The answer to that question may not be obvious. But surely Justice Kagan’s experience in the Obama administration constituted “significant involvement” in the Affordable Care Act cases. In the end, a majority of justices, including Justice Kagan, ruled in Williams v. Pennsylvania that the judge who refused to recuse himself should have stepped aside.

So went another case in what I call the court’s self-referential docket. Each year, the justices hear a handful of suits that have parallels with how they act as stewards of their institution. But instead of changing their own practices in light of their holdings in these cases, the justices too often carry on as before, as if they can play by their own rules when it comes to transparency and accountability.

In recent years there have been a number of such cases concerning money and the potential for judicial corruption. In 2015, for example, the court ruled that the Florida Bar was within its rights to discipline a judge for personally soliciting campaign contributions. The majority opinion, delivered by Chief Justice John G. Roberts Jr., held that there was a “vital state interest in safeguarding public confidence in the fairness and integrity” of the nation’s judges.

But if there is a vital interest in the integrity of the court, why was Justice Stephen G. Breyer allowed to rule on a case last fall in which his wife held about $33,000 worth of stock in a company whose subsidiary was one of the litigants? Or how about the $400,000 worth of shares that Chief Justice Roberts owned in Intel, Microsoft and Hewlett-Packard, which all signed amicus briefs supporting Walmart in a 2011 class-action lawsuit before the court? (Chief Justice Roberts voted in favor of Walmart in that case.)

Other cases have concerned the First Amendment’s protection of speech. In May, the Supreme Court considered whether to review a circuit court’s decision that upheld the conviction of a Maryland man for carrying a placard in protest in the middle of the Supreme Court’s plaza.

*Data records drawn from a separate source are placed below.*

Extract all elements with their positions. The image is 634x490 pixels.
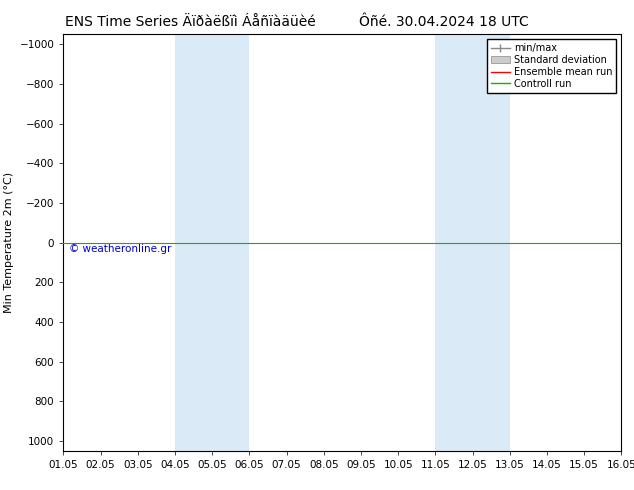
Text: Ôñé. 30.04.2024 18 UTC: Ôñé. 30.04.2024 18 UTC [359,15,529,29]
Text: ENS Time Series Äïðàëßïì Áåñïàäüèé: ENS Time Series Äïðàëßïì Áåñïàäüèé [65,15,316,29]
Bar [436,34,510,451]
Text: © weatheronline.gr: © weatheronline.gr [69,244,171,254]
Bar [175,34,249,451]
Y-axis label: Min Temperature 2m (°C): Min Temperature 2m (°C) [4,172,14,313]
Legend: min/max, Standard deviation, Ensemble mean run, Controll run: min/max, Standard deviation, Ensemble me… [487,39,616,93]
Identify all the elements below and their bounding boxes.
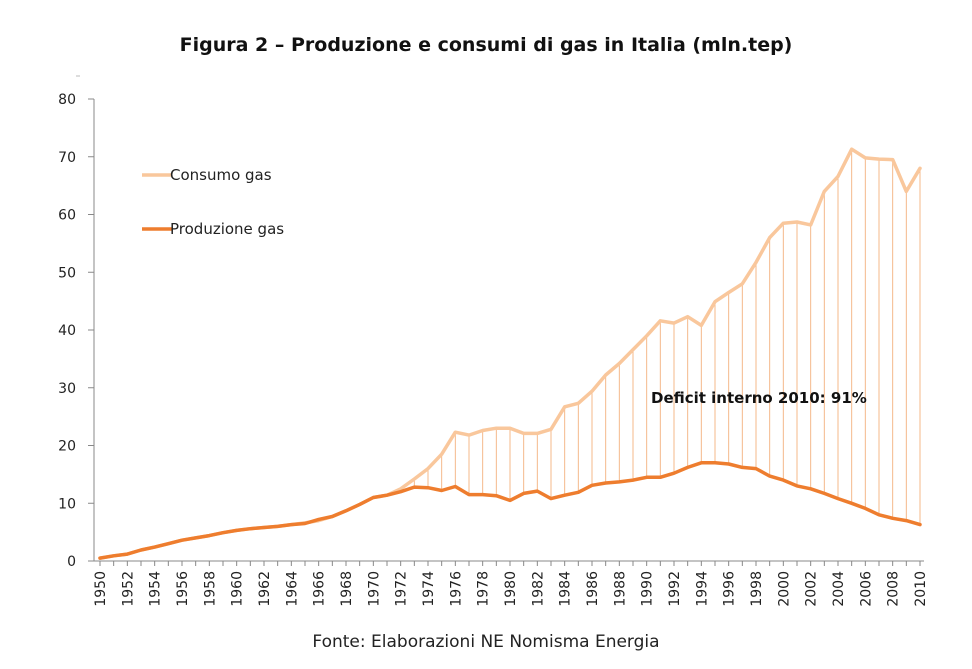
y-tick-label: 10 [58, 496, 76, 512]
x-tick-label: 2004 [831, 571, 847, 607]
x-tick-label: 1950 [93, 571, 109, 607]
y-tick-label: 60 [58, 208, 76, 224]
x-tick-label: 1956 [175, 571, 191, 607]
x-tick-label: 1998 [749, 571, 765, 607]
deficit-annotation: Deficit interno 2010: 91% [651, 389, 867, 407]
x-tick-label: 1968 [339, 571, 355, 607]
x-tick-label: 1978 [476, 571, 492, 607]
chart-title: Figura 2 – Produzione e consumi di gas i… [179, 34, 793, 56]
produzione-gas-line [98, 461, 922, 560]
x-tick-label: 2010 [913, 571, 929, 607]
y-tick-label: 70 [58, 150, 76, 166]
legend-label-consumo: Consumo gas [170, 166, 272, 184]
x-tick-label: 1966 [312, 571, 328, 607]
legend-label-produzione: Produzione gas [170, 220, 284, 238]
x-tick-label: 1970 [366, 571, 382, 607]
y-tick-label: 0 [67, 554, 76, 570]
chart-annotations: Deficit interno 2010: 91% [651, 389, 867, 407]
x-tick-label: 2006 [858, 571, 874, 607]
x-tick-label: 1994 [694, 571, 710, 607]
x-tick-label: 1992 [667, 571, 683, 607]
x-tick-label: 1964 [284, 571, 300, 607]
y-tick-label: 30 [58, 381, 76, 397]
x-tick-label: 1962 [257, 571, 273, 607]
y-tick-label: 50 [58, 265, 76, 281]
x-tick-label: 1952 [120, 571, 136, 607]
x-tick-label: 1976 [448, 571, 464, 607]
chart-axes: 0 10 20 30 40 50 60 70 80 1950 1952 1954 1956 1958 196… [58, 75, 929, 607]
x-tick-label: 1972 [394, 571, 410, 607]
x-tick-label: 1974 [421, 571, 437, 607]
x-tick-label: 1986 [585, 571, 601, 607]
y-tick-label: 40 [58, 323, 76, 339]
x-tick-label: 1982 [530, 571, 546, 607]
y-tick-label: 20 [58, 439, 76, 455]
chart-series [98, 147, 922, 560]
x-tick-label: 1984 [558, 571, 574, 607]
x-tick-label: 2002 [804, 571, 820, 607]
x-tick-label: 2000 [776, 571, 792, 607]
y-tick-label: 80 [58, 92, 76, 108]
x-tick-label: 1954 [148, 571, 164, 607]
x-tick-label: 1980 [503, 571, 519, 607]
x-tick-label: 1960 [230, 571, 246, 607]
x-tick-label: 1988 [612, 571, 628, 607]
chart-legend: Consumo gas Produzione gas [142, 166, 284, 238]
x-tick-label: 1996 [722, 571, 738, 607]
x-tick-label: 1990 [640, 571, 656, 607]
source-note: Fonte: Elaborazioni NE Nomisma Energia [312, 632, 660, 652]
deficit-fill-lines [400, 149, 921, 525]
x-tick-label: 2008 [886, 571, 902, 607]
x-tick-label: 1958 [202, 571, 218, 607]
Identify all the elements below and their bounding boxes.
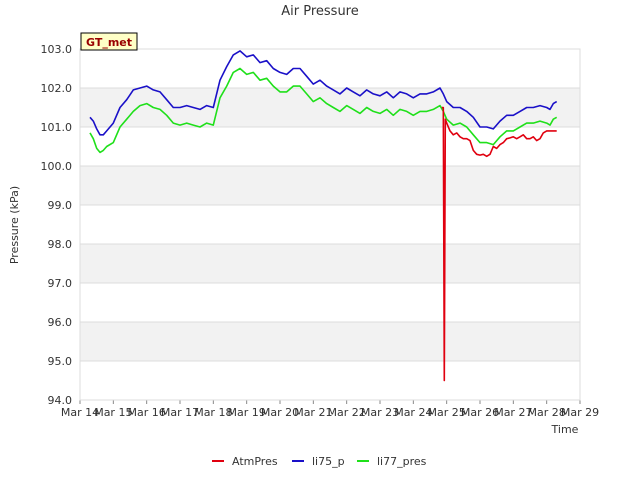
y-tick-label: 96.0 (48, 316, 73, 329)
series-line-li75-p (89, 50, 558, 136)
chart-title: Air Pressure (281, 4, 359, 19)
background-band (80, 322, 580, 361)
series-line-atmpres (441, 106, 557, 382)
x-tick-label: Mar 29 (561, 406, 599, 419)
background-band (80, 88, 580, 127)
y-tick-label: 97.0 (48, 277, 73, 290)
legend: AtmPres li75_p li77_pres (212, 455, 427, 468)
x-tick-label: Mar 17 (161, 406, 199, 419)
axes: 94.0 95.0 96.0 97.0 98.0 99.0 100.0 101.0 102.0 1… (41, 43, 600, 419)
x-tick-label: Mar 24 (394, 406, 432, 419)
y-tick-label: 101.0 (41, 121, 73, 134)
x-tick-label: Mar 25 (428, 406, 466, 419)
series-line-li77-pres (89, 67, 558, 154)
x-tick-label: Mar 23 (361, 406, 399, 419)
y-tick-label: 98.0 (48, 238, 73, 251)
x-tick-label: Mar 14 (61, 406, 99, 419)
x-tick-label: Mar 20 (261, 406, 299, 419)
x-tick-label: Mar 21 (294, 406, 332, 419)
y-tick-label: 100.0 (41, 160, 73, 173)
legend-label-atmpres: AtmPres (232, 455, 278, 468)
y-tick-label: 95.0 (48, 355, 73, 368)
x-tick-label: Mar 28 (528, 406, 566, 419)
x-tick-label: Mar 16 (128, 406, 166, 419)
background-band (80, 244, 580, 283)
badge-label: GT_met (86, 36, 132, 49)
badge-box (80, 32, 138, 51)
y-tick-label: 102.0 (41, 82, 73, 95)
y-axis-label: Pressure (kPa) (8, 186, 21, 264)
legend-label-li77-pres: li77_pres (377, 455, 427, 468)
plot-frame (79, 48, 581, 401)
x-axis-label: Time (551, 423, 579, 436)
x-tick-label: Mar 26 (461, 406, 499, 419)
x-tick-label: Mar 15 (94, 406, 132, 419)
background-band (80, 166, 580, 205)
plot-background-bands (80, 88, 580, 361)
y-tick-label: 94.0 (48, 394, 73, 407)
x-tick-label: Mar 18 (194, 406, 232, 419)
x-tick-label: Mar 27 (494, 406, 532, 419)
x-tick-label: Mar 19 (228, 406, 266, 419)
station-badge: GT_met (80, 32, 138, 51)
y-tick-label: 99.0 (48, 199, 73, 212)
legend-label-li75-p: li75_p (312, 455, 345, 468)
y-tick-label: 103.0 (41, 43, 73, 56)
series-lines (89, 50, 558, 382)
x-tick-label: Mar 22 (328, 406, 366, 419)
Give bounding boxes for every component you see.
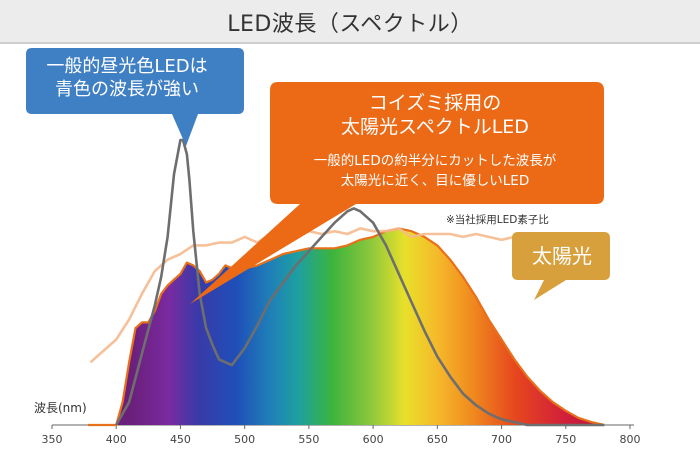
- x-axis-label: 波長(nm): [34, 401, 87, 415]
- general-led-spectrum-line: [115, 138, 605, 427]
- chart-title: LED波長（スペクトル）: [227, 12, 473, 37]
- x-tick-label-750: 750: [555, 433, 576, 446]
- x-tick-label-450: 450: [170, 433, 191, 446]
- koizumi-led-callout-subtext: 一般的LEDの約半分にカットした波長が 太陽光に近く、目に優しいLED: [270, 152, 600, 191]
- title-bar: [0, 0, 700, 44]
- general-led-callout-line1: 一般的昼光色LEDは: [46, 56, 208, 77]
- x-tick-label-350: 350: [42, 433, 63, 446]
- koizumi-led-callout-line2: 太陽光スペクトルLED: [341, 115, 529, 138]
- general-led-callout: [26, 48, 244, 146]
- footnote: ※当社採用LED素子比: [446, 214, 549, 226]
- koizumi-led-callout-heading: コイズミ採用の 太陽光スペクトルLED: [270, 92, 600, 140]
- koizumi-led-callout-sub2: 太陽光に近く、目に優しいLED: [340, 172, 530, 189]
- sunlight-callout: [512, 232, 610, 300]
- x-tick-label-400: 400: [106, 433, 127, 446]
- x-axis: 350 400 450 500 550 600 650 700 750 800: [42, 424, 641, 446]
- general-led-callout-text: 一般的昼光色LEDは 青色の波長が強い: [22, 56, 232, 101]
- koizumi-led-spectrum-area: [88, 228, 605, 425]
- general-led-callout-line2: 青色の波長が強い: [55, 78, 199, 100]
- x-tick-label-550: 550: [298, 433, 319, 446]
- x-tick-label-800: 800: [620, 433, 641, 446]
- koizumi-led-spectrum-outline: [88, 227, 605, 427]
- x-tick-label-500: 500: [234, 433, 255, 446]
- x-tick-label-700: 700: [491, 433, 512, 446]
- title-divider: [0, 42, 700, 44]
- x-tick-label-600: 600: [363, 433, 384, 446]
- x-tick-label-650: 650: [427, 433, 448, 446]
- koizumi-led-callout: [190, 82, 604, 304]
- koizumi-led-callout-sub1: 一般的LEDの約半分にカットした波長が: [313, 153, 557, 169]
- koizumi-led-callout-line1: コイズミ採用の: [368, 92, 502, 114]
- sunlight-callout-text: 太陽光: [532, 244, 592, 268]
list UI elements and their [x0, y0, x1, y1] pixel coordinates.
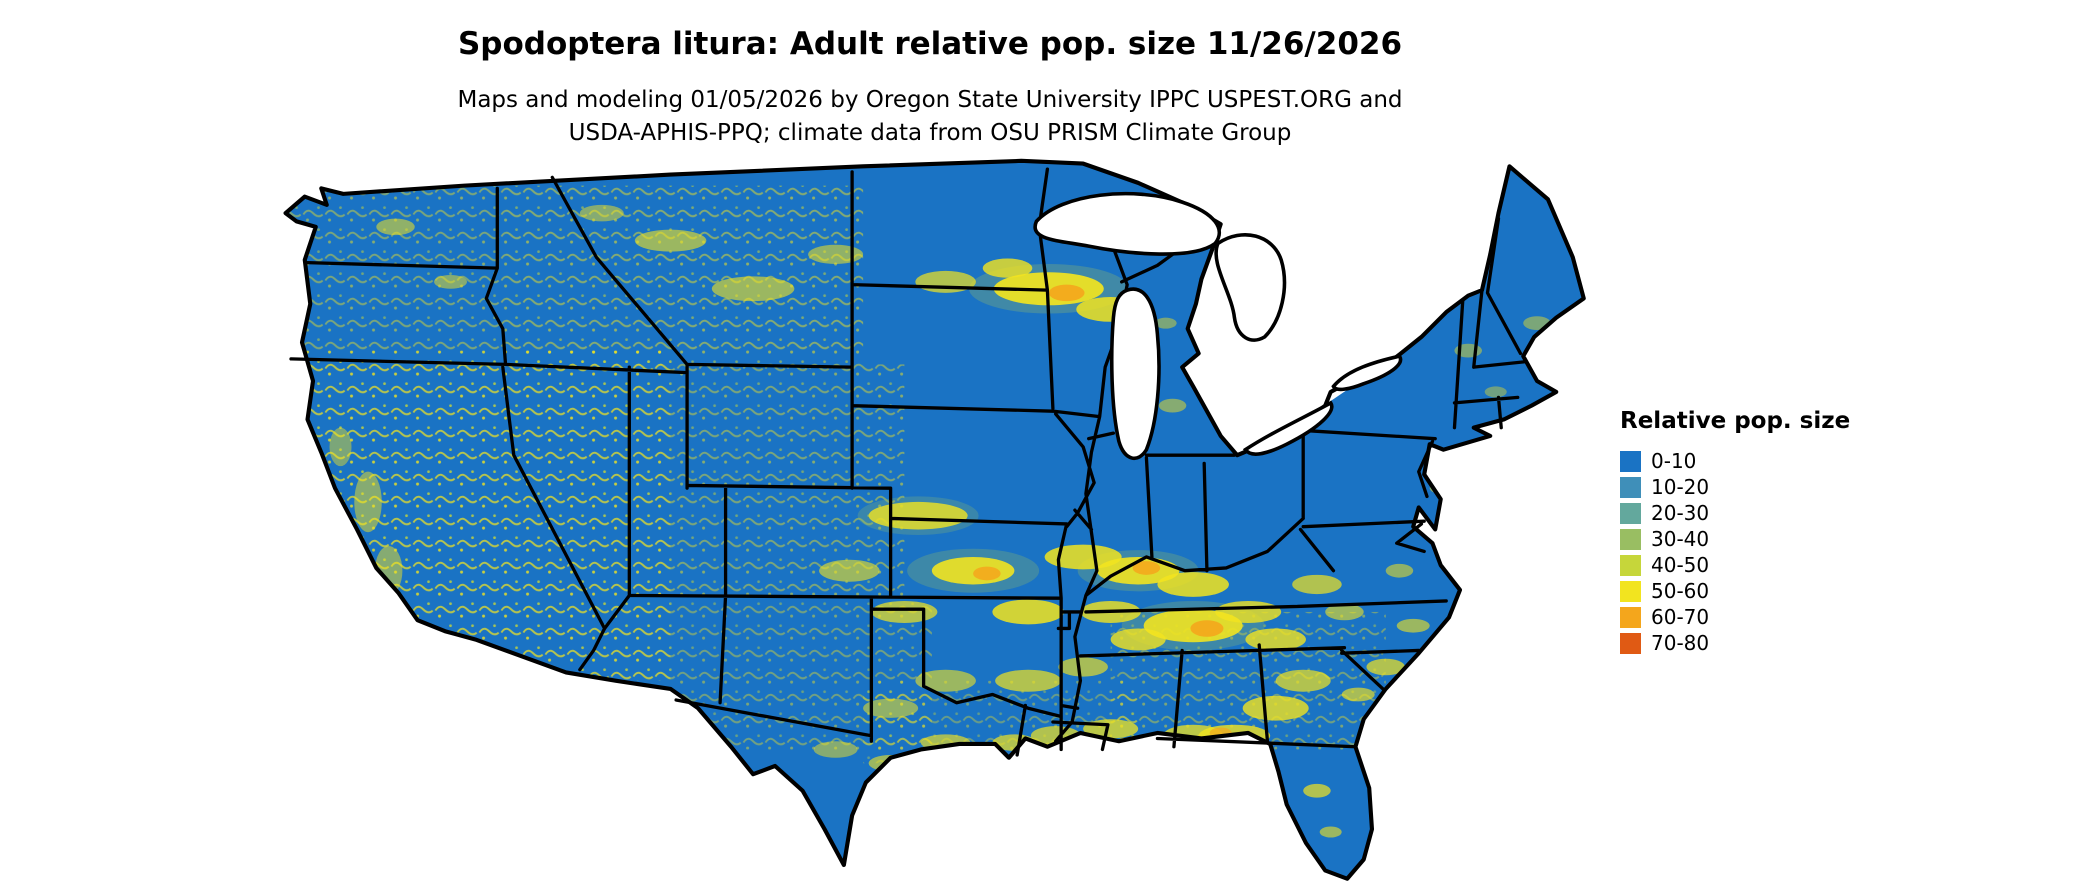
legend-swatch-0-10 — [1620, 450, 1641, 472]
legend-row: 0-10 — [1620, 448, 1920, 474]
subtitle-line-1: Maps and modeling 01/05/2026 by Oregon S… — [457, 87, 1403, 113]
legend-swatch-30-40 — [1620, 528, 1641, 550]
legend-swatch-40-50 — [1620, 554, 1641, 576]
legend-swatch-50-60 — [1620, 580, 1641, 602]
lake-ontario — [1331, 354, 1403, 392]
legend-label-40-50: 40-50 — [1651, 553, 1710, 577]
lake-superior — [1033, 191, 1222, 256]
us-population-map — [258, 158, 1592, 892]
subtitle-line-2: USDA-APHIS-PPQ; climate data from OSU PR… — [568, 120, 1292, 146]
legend-swatch-60-70 — [1620, 606, 1641, 628]
us-outline — [283, 158, 1586, 881]
legend-swatch-20-30 — [1620, 502, 1641, 524]
legend-swatch-70-80 — [1620, 632, 1641, 654]
legend-label-50-60: 50-60 — [1651, 579, 1710, 603]
ontario-canada-wedge — [1228, 320, 1397, 453]
legend-label-60-70: 60-70 — [1651, 605, 1710, 629]
legend-row: 30-40 — [1620, 526, 1920, 552]
legend-title: Relative pop. size — [1620, 408, 1851, 434]
legend-label-0-10: 0-10 — [1651, 449, 1697, 473]
lake-erie — [1242, 400, 1334, 456]
legend-label-20-30: 20-30 — [1651, 501, 1710, 525]
legend-label-10-20: 10-20 — [1651, 475, 1710, 499]
state-borders — [289, 167, 1528, 757]
legend: Relative pop. size 0-10 10-20 20-30 30-4… — [1620, 408, 1920, 656]
map-subtitle: Maps and modeling 01/05/2026 by Oregon S… — [0, 84, 1860, 150]
population-hotspot-layer — [285, 185, 1551, 852]
legend-row: 50-60 — [1620, 578, 1920, 604]
legend-swatch-10-20 — [1620, 476, 1641, 498]
conus-map-svg — [283, 158, 1586, 881]
legend-row: 60-70 — [1620, 604, 1920, 630]
legend-row: 70-80 — [1620, 630, 1920, 656]
lake-michigan — [1109, 287, 1161, 460]
map-title: Spodoptera litura: Adult relative pop. s… — [457, 26, 1403, 62]
legend-row: 10-20 — [1620, 474, 1920, 500]
legend-label-70-80: 70-80 — [1651, 631, 1710, 655]
lake-huron — [1214, 233, 1287, 342]
legend-row: 40-50 — [1620, 552, 1920, 578]
legend-label-30-40: 30-40 — [1651, 527, 1710, 551]
legend-row: 20-30 — [1620, 500, 1920, 526]
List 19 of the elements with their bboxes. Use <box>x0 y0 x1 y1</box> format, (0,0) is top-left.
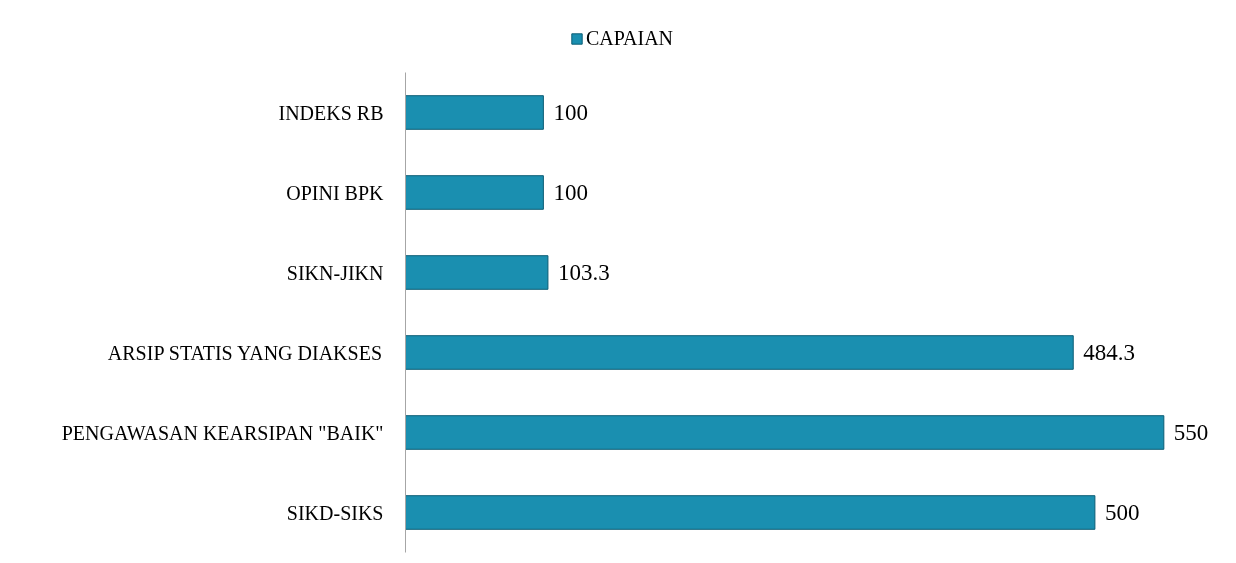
y-tick-label: INDEKS RB <box>278 101 384 124</box>
data-label: 100 <box>553 180 588 205</box>
data-label: 550 <box>1173 420 1209 445</box>
data-label: 500 <box>1104 500 1140 525</box>
bar <box>405 175 544 210</box>
y-tick-label: ARSIP STATIS YANG DIAKSES <box>107 341 383 364</box>
y-tick-label: OPINI BPK <box>286 181 385 204</box>
legend-label: CAPAIAN <box>586 27 674 50</box>
bar <box>405 95 544 130</box>
data-label: 100 <box>553 100 588 125</box>
y-tick-label: PENGAWASAN KEARSIPAN "BAIK" <box>61 421 384 444</box>
bar <box>405 335 1074 370</box>
bar <box>405 495 1096 530</box>
bar <box>405 255 549 290</box>
data-label: 484.3 <box>1083 340 1135 365</box>
bar <box>405 415 1165 450</box>
y-tick-label: SIKN-JIKN <box>286 261 384 284</box>
data-label: 103.3 <box>557 260 610 285</box>
y-tick-label: SIKD-SIKS <box>286 501 384 524</box>
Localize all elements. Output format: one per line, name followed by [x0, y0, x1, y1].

A lower court had deemed unconstitutional part of the 1949 law under which the man was prosecuted, which had banned protests in that plaza, but the circuit court overruled the decision. The justices decided not to hear the case, effectively condoning an anti-protest buffer zone in front of their courthouse — even though the Supreme Court has deemed anti-protest buffer zones around abortion clinics unconstitutional.

Another ruling, from 1991, still looms over the court. In that case, Gregory v. Ashcroft, the court upheld a provision of Missouri’s Constitution requiring state judges to retire at 70. Justice Sandra Day O’Connor, writing for a majority that included Anthony M. Kennedy and Antonin Scalia, offered the following observation: “It is an unfortunate fact of life that physical and mental capacity sometimes diminish with age.” Of course, Justice Scalia remained on the bench nearly a decade past his 70th birthday, and Justice Kennedy, who began his 30th term on the court this month, turned 80 over the summer.

Just a week into the current term, there has already been a self-referential case. In Salman v. United States, argued on Oct. 5, the justices looked to reconcile two appeals courts’ differing standards for what constitutes insider trading. Though the justices presumably don’t give any thought to their investment portfolios when hearing cases, ample research has shown that their decisions do affect financial markets. Yet three justices — Justices Roberts, Breyer and Samuel A. Alito Jr. — maintain holdings in individual stocks and apparently do not place them in the types of investment accounts or blended funds that would shield them from any appearance of benefiting financially from their legal decisions.

If the court wants to regain some of the respect it has lost in recent years, the justices should consider how, by acting more consistently with their own rulings, they could help build a more open and accountable institution.